University Releases Harper's Letter

Angered by University President Lawrence H. Summers’ comments on women and minorities, Conrad K. Harper ultimately resigned from the Harvard Corporation last month after a dispute over Summers’ salary, according to a letter from Harper to Summers released Monday.

The letter, which the University had previously said would not be made public, reveals that Harper called on Summers to step down two days after the no-confidence vote by the Faculty of Arts and Sciences in March. “I believe that Harvard’s best interests require your resignation,” Harper concluded in his letter to Summers on July 14.

Harper, the only African-American ever to serve on the Corporation—the University’s highest governing body—wrote that he was compelled to resign following a disagreement with James R. Houghton ’56, senior fellow of the Corporation, over a three-percent increase in Summers’ salary. Harper objected to the raise and said Houghton had not allowed for adequate discussion among the Corporation’s members.

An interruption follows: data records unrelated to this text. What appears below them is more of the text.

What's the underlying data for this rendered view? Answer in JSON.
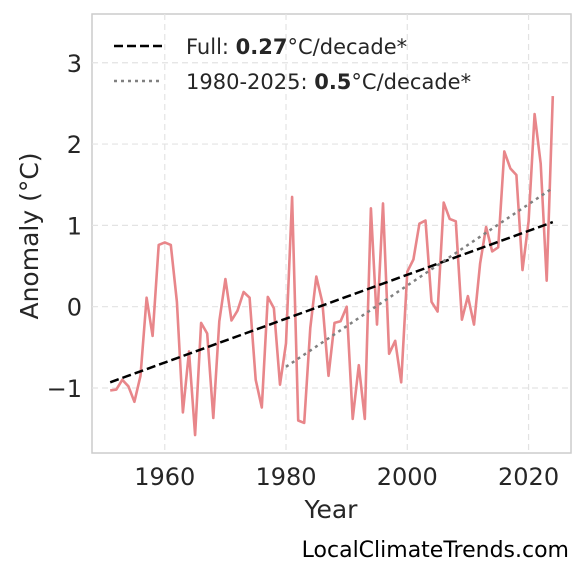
{
  "chart_data": {
    "type": "line",
    "xlabel": "Year",
    "ylabel": "Anomaly (°C)",
    "xlim": [
      1948,
      2027
    ],
    "ylim": [
      -1.8,
      3.6
    ],
    "x_ticks": [
      1960,
      1980,
      2000,
      2020
    ],
    "y_ticks": [
      -1,
      0,
      1,
      2,
      3
    ],
    "x_tick_labels": [
      "1960",
      "1980",
      "2000",
      "2020"
    ],
    "y_tick_labels": [
      "−1",
      "0",
      "1",
      "2",
      "3"
    ],
    "grid": true,
    "legend_position": "top-left",
    "series": [
      {
        "style": "solid",
        "color": "#e8868a",
        "x": [
          1951,
          1952,
          1953,
          1954,
          1955,
          1956,
          1957,
          1958,
          1959,
          1960,
          1961,
          1962,
          1963,
          1964,
          1965,
          1966,
          1967,
          1968,
          1969,
          1970,
          1971,
          1972,
          1973,
          1974,
          1975,
          1976,
          1977,
          1978,
          1979,
          1980,
          1981,
          1982,
          1983,
          1984,
          1985,
          1986,
          1987,
          1988,
          1989,
          1990,
          1991,
          1992,
          1993,
          1994,
          1995,
          1996,
          1997,
          1998,
          1999,
          2000,
          2001,
          2002,
          2003,
          2004,
          2005,
          2006,
          2007,
          2008,
          2009,
          2010,
          2011,
          2012,
          2013,
          2014,
          2015,
          2016,
          2017,
          2018,
          2019,
          2020,
          2021,
          2022,
          2023,
          2024
        ],
        "values": [
          -1.03,
          -1.02,
          -0.9,
          -0.98,
          -1.17,
          -0.85,
          0.11,
          -0.36,
          0.76,
          0.79,
          0.76,
          0.06,
          -1.3,
          -0.55,
          -1.58,
          -0.2,
          -0.33,
          -1.37,
          -0.18,
          0.34,
          -0.17,
          -0.05,
          0.18,
          0.11,
          -0.9,
          -1.24,
          0.12,
          -0.02,
          -0.96,
          -0.45,
          1.35,
          -1.4,
          -1.43,
          -0.26,
          0.37,
          0.05,
          -0.85,
          -0.2,
          -0.18,
          0.0,
          -1.38,
          -0.72,
          -1.38,
          1.21,
          -0.22,
          1.27,
          -0.58,
          -0.42,
          -0.93,
          0.43,
          0.58,
          1.02,
          1.06,
          0.06,
          -0.06,
          1.28,
          1.08,
          1.05,
          -0.16,
          0.13,
          -0.22,
          0.53,
          0.98,
          0.68,
          0.73,
          1.91,
          1.7,
          1.62,
          0.45,
          1.05,
          2.37,
          1.76,
          0.32,
          2.59
        ]
      },
      {
        "name": "Full",
        "style": "dashed",
        "color": "#000000",
        "x": [
          1951,
          2024
        ],
        "values": [
          -0.93,
          1.04
        ]
      },
      {
        "name": "1980-2025",
        "style": "dotted",
        "color": "#808080",
        "x": [
          1980,
          2024
        ],
        "values": [
          -0.74,
          1.46
        ]
      }
    ],
    "legend": [
      {
        "prefix": "Full: ",
        "value": "0.27",
        "suffix": "°C/decade*",
        "style": "dashed",
        "color": "#000000"
      },
      {
        "prefix": "1980-2025: ",
        "value": "0.5",
        "suffix": "°C/decade*",
        "style": "dotted",
        "color": "#808080"
      }
    ]
  },
  "attribution": "LocalClimateTrends.com"
}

“In my judgment, your 2004-05 conduct, implicating, as it does, profound issues of temperament and judgment, merits no increase whatsoever,” Harper wrote to Summers.


The letter’s release came as two of Harvard’s most prominent black professors—African and African American Studies Department Chair Henry Louis “Skip” Gates Jr. and Climenko Professor of Law Charles J. Ogletree—and a collection of their colleagues were preparing to issue a statement Monday calling on Summers to release the letter, several faculty members said.

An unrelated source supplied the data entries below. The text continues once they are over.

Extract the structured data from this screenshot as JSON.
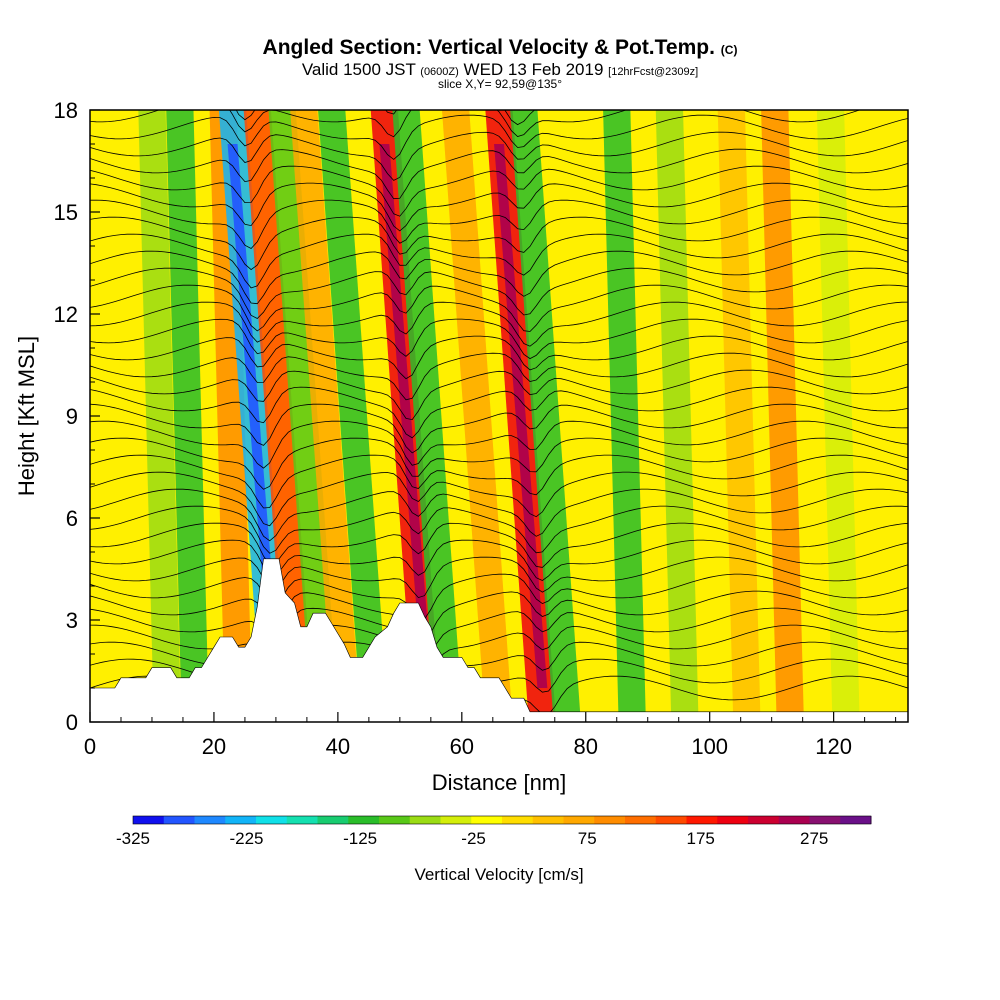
{
  "header": {
    "title": "Angled Section: Vertical Velocity & Pot.Temp.",
    "copyright": "(C)",
    "valid_prefix": "Valid 1500 JST",
    "valid_utc": "(0600Z)",
    "valid_date": "WED 13 Feb 2019",
    "forecast": "[12hrFcst@2309z]",
    "slice": "slice X,Y= 92,59@135°"
  },
  "chart_data": {
    "type": "heatmap",
    "title": "Angled Section: Vertical Velocity & Pot.Temp.",
    "xlabel": "Distance [nm]",
    "ylabel": "Height [Kft MSL]",
    "xlim": [
      0,
      132
    ],
    "ylim": [
      0,
      18
    ],
    "x_ticks": [
      0,
      20,
      40,
      60,
      80,
      100,
      120
    ],
    "y_ticks": [
      0,
      3,
      6,
      9,
      12,
      15,
      18
    ],
    "colorbar": {
      "label": "Vertical Velocity [cm/s]",
      "range": [
        -325,
        325
      ],
      "tick_values": [
        -325,
        -225,
        -125,
        -25,
        75,
        175,
        275
      ],
      "colors": [
        "#1010ee",
        "#2255ff",
        "#1e88ff",
        "#12b4f8",
        "#10e0e8",
        "#14e0b0",
        "#18cc70",
        "#2abd2a",
        "#58c818",
        "#9bdc14",
        "#d4ee0a",
        "#ffff00",
        "#ffdd00",
        "#ffc000",
        "#ffa800",
        "#ff8c00",
        "#ff6e00",
        "#ff4a00",
        "#ff1800",
        "#ee0010",
        "#cc0030",
        "#aa0050",
        "#881070",
        "#6a1088"
      ]
    },
    "vertical_velocity_bands": [
      {
        "x": 12.5,
        "value": -80
      },
      {
        "x": 17,
        "value": -110
      },
      {
        "x": 24,
        "value": 90
      },
      {
        "x": 30,
        "value": -230
      },
      {
        "x": 34,
        "value": 140
      },
      {
        "x": 38,
        "value": -100
      },
      {
        "x": 41.5,
        "value": 60
      },
      {
        "x": 46,
        "value": -110
      },
      {
        "x": 54.5,
        "value": 210
      },
      {
        "x": 58,
        "value": -120
      },
      {
        "x": 66,
        "value": 80
      },
      {
        "x": 73,
        "value": 200
      },
      {
        "x": 77,
        "value": -120
      },
      {
        "x": 87.5,
        "value": -110
      },
      {
        "x": 96,
        "value": -80
      },
      {
        "x": 106,
        "value": 50
      },
      {
        "x": 113,
        "value": 100
      },
      {
        "x": 122,
        "value": -40
      }
    ],
    "terrain_height_kft": [
      [
        0,
        1.0
      ],
      [
        4,
        1.0
      ],
      [
        5,
        1.3
      ],
      [
        9,
        1.3
      ],
      [
        10,
        1.6
      ],
      [
        13,
        1.6
      ],
      [
        14,
        1.3
      ],
      [
        16,
        1.3
      ],
      [
        17,
        1.6
      ],
      [
        18,
        1.6
      ],
      [
        19,
        1.9
      ],
      [
        20,
        2.2
      ],
      [
        21,
        2.5
      ],
      [
        23,
        2.5
      ],
      [
        24,
        2.2
      ],
      [
        25,
        2.2
      ],
      [
        26,
        2.5
      ],
      [
        27,
        3.4
      ],
      [
        28,
        4.8
      ],
      [
        30.5,
        4.8
      ],
      [
        31.5,
        3.8
      ],
      [
        33,
        3.5
      ],
      [
        34,
        2.8
      ],
      [
        35,
        2.8
      ],
      [
        36,
        3.2
      ],
      [
        38,
        3.2
      ],
      [
        39,
        2.9
      ],
      [
        40,
        2.6
      ],
      [
        41,
        2.3
      ],
      [
        42,
        1.9
      ],
      [
        44,
        1.9
      ],
      [
        45,
        2.2
      ],
      [
        46,
        2.5
      ],
      [
        48,
        2.8
      ],
      [
        49,
        3.2
      ],
      [
        50,
        3.5
      ],
      [
        53,
        3.5
      ],
      [
        54,
        3.1
      ],
      [
        55,
        2.8
      ],
      [
        56,
        2.2
      ],
      [
        57,
        1.9
      ],
      [
        60,
        1.9
      ],
      [
        61,
        1.6
      ],
      [
        62,
        1.6
      ],
      [
        63,
        1.3
      ],
      [
        66,
        1.3
      ],
      [
        67,
        1.0
      ],
      [
        68,
        0.7
      ],
      [
        70,
        0.7
      ],
      [
        71,
        0.3
      ],
      [
        132,
        0.3
      ]
    ]
  }
}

Harper, in an interview, said he had no objection to the letter being made public but said it was up to Harvard to release it. Spokesmen for the University had said as recently as Monday morning that the letter would not be released.


Harper wrote that he “saw a pattern” in Summers’ public remarks on women and minorities, citing his 2002 feud with former Fletcher University Professor Cornel R. West ’74, his comments at a Native American conference in September 2004, and his now infamous remarks on women in science in January 2005.

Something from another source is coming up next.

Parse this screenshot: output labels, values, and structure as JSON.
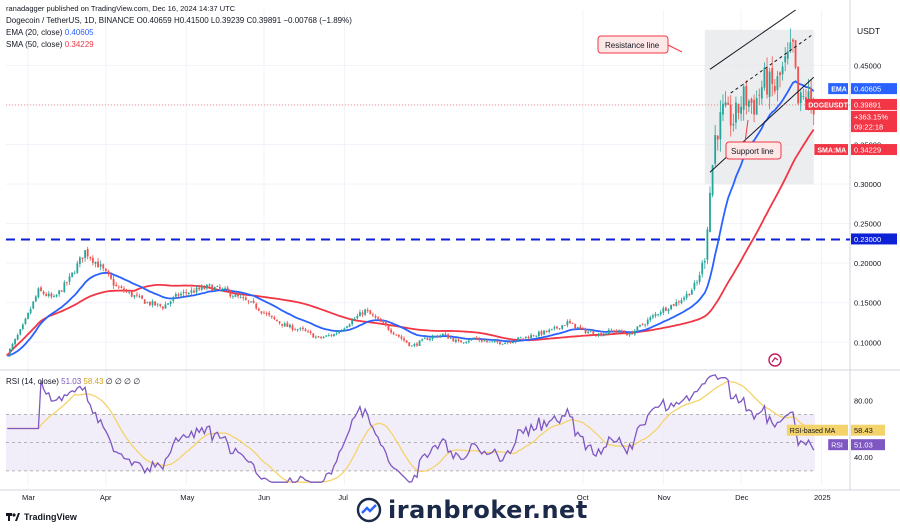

“Your statements demeaned those who are underrepresented at the top levels of major research universities,” Harper wrote.

Harper described the issue of Summers’ salary as the breaking point in his relationship with the seven-member Corporation. Houghton, according to Harper, did not want to discuss further the matter at the Corporation’s retreat last month.

“I believe that plenary meetings are uniquely important for the wise administration of our affairs,” Harper wrote. “I cannot in good conscience remain a member of the Corporation when the procedures that should guide our deliberations are not followed.”

Houghton, in a statement released Monday, said the Corporation had decided to raise Summers’ salary by three percent “after weighing both the difficulties of the past year and President Summers’s broader efforts and contributions.”

Summers received an 8-percent raise last fiscal year, a University spokesman said. His salary was upped 11 percent and 4.5 percent in his first two years as president, according to documents filed by Harvard with the Internal Revenue Service.

Monday’s release of Harper’s letter mirrored Summers’ about-face in February, when he released a transcript of his remarks on women in science amid mounting faculty pressure to do so. This time around, however, Summers preempted much public outcry and a potentially explosive public-relations battle by making the letter public before Gates, Ogletree, and other professors formally called for it.

“Those of us concerned with Conrad Harper’s honor and the integrity of the University are really pleased that the University has reached this decision,” Gates said in an interview Monday. “We feel that we have won without firing a shot.”

In a letter replying to Harper delivered Monday, Summers wrote that he remained committed to “expanding opportunities for outstanding individuals from groups that are traditionally underrepresented.”

“I also hope that, in time and with attention to the concerns raised this past semester, we will succeed in achieving an improved relationship between the Faculty of Arts and Sciences and the central administration,” Summers wrote.